L’annonce rappelle pour certains les crises du passé comme celle des coupes du gouvernement Ford en 2018 et la crise à l’Hôpital Montfort en 1997. L’hôpital se dit d’ailleurs « préoccupé par les coupures dans les formations en français en soins de santé » dans les programmes de nursing, sage-femme et promotion de la santé.

« L’annonce faite aujourd’hui est alarmante et désolante… surtout à la lumière des besoins en main-d’œuvre qualifiée et francophone en santé, des besoins qui sont criants en ce moment et dont la demande va se poursuivre après la pandémie. »

En arts, la fin du programme de théâtre à l’Université est vue comme un coup de massue dans le monde culturel franco-ontarien.

« Malheureusement, le programme de théâtre est parmi ceux qui sont passés sous la hache. Nous avons le cœur brisé (…) quoiqu’il advienne aujourd’hui, nous ne baissons pas les bras. Nous serons toujours là pour poursuivre la lutte pour avoir notre université à Sudbury, créée par, pour et avec nous, pour assurer notre avenir meilleur », indique le Théâtre du Nouvel-Ontario sur Facebook.

À l’Université d’Ottawa, on demande aux différents paliers gouvernementaux de revoir et d’accroître le financement des universités francophones ou bilingues en milieu minoritaire.

« Nous nous inquiétons des conséquences de cette restructuration pour les étudiantes et les étudiants qui ont choisi l’Université Laurentienne et pour les membres du corps enseignant et du personnel de soutien qui œuvrent au sein de l’établissement. »

« Un lundi noir »

Au Regroupement des étudiants franco-ontariens (RÉFO), on se dit « choqué, fâché et très très déçu » de la nouvelle qui est tombée.
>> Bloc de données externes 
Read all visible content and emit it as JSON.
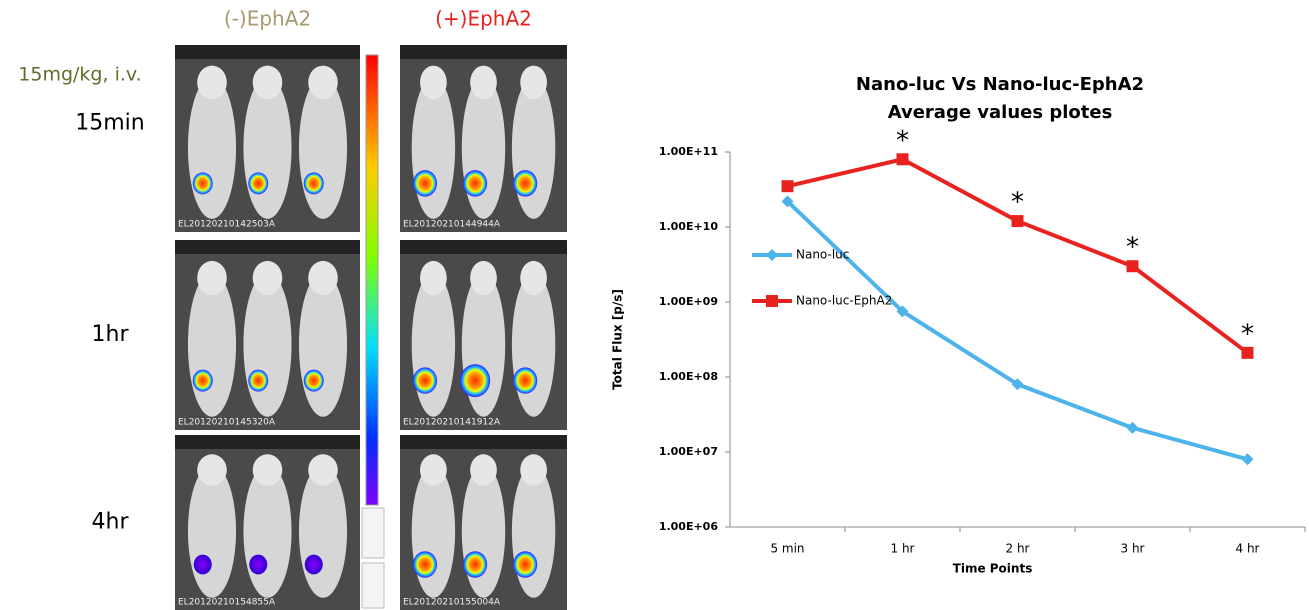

« C’est un lundi noir, c’est dans la même veine que ce qu’on a connu dans les grandes crises de la communauté francophone de l’Ontario. Pour les gens du Nord, c’est un carnage dont l’impact va se faire sentir pendant des décennies (…), C’est évident que l’annonce d’aujourd’hui restera longtemps gravée dans les mémoires », avance le directeur général du RÉFO, François Hastir.
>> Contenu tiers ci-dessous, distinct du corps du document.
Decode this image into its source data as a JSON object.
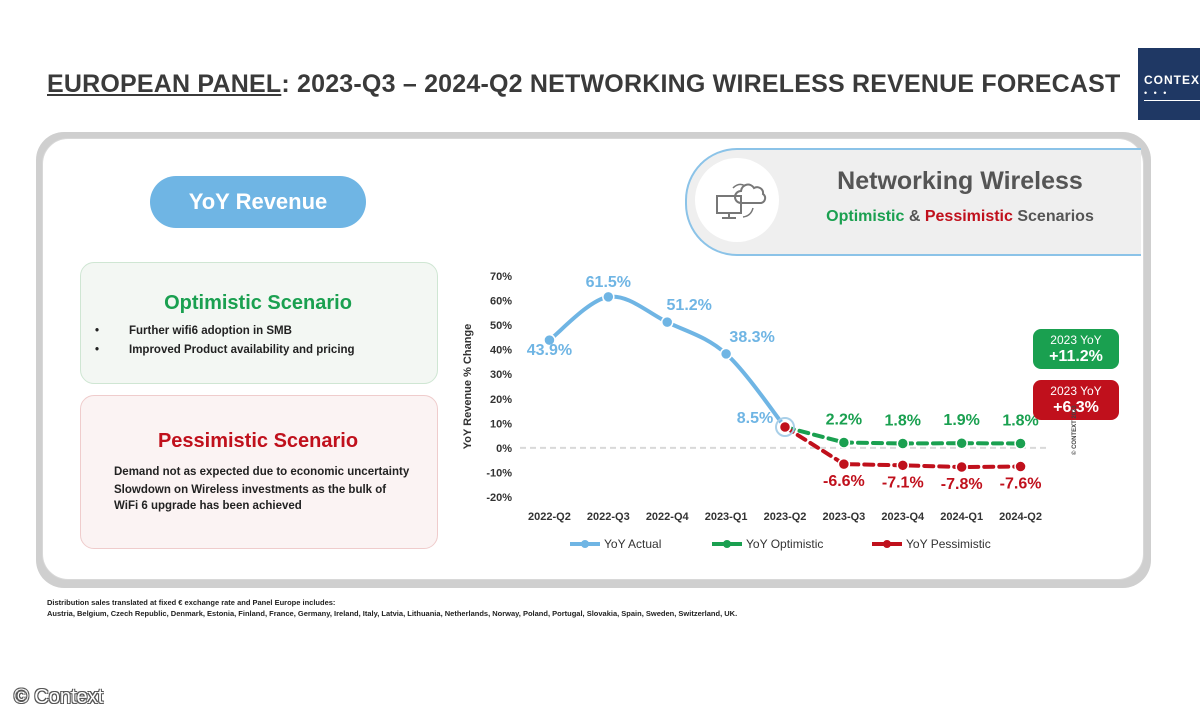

Pour l’opposition néo-démocrate, il est grand temps que le gouvernement agisse dans le dossier en venant en aide à l’Université.

« C’est un carnage », lâche au bout du fil la députée de Nickel Belt, France Gélinas.

« On a un gouvernement qui n’a même pas levé le petit doigt et qui n’a pas dit un mot pour protéger nos droits comme francophones à une éducation universitaire en français dans une institution désignée par la Loi sur les services en français. »

La députée néo-démocrate de Nickel Belt France Gélinas. Archives ONFR+

Dans une déclaration via courriel, le bureau de la ministre du Développement économique et des Langues officielles Mélanie Joly affirme être « préoccupée par le dossier de l’Université Laurentienne ». Son bureau signale toutefois qu’une demande de financement doit venir de la part du palier provincial avant que le fédéral puisse intervenir.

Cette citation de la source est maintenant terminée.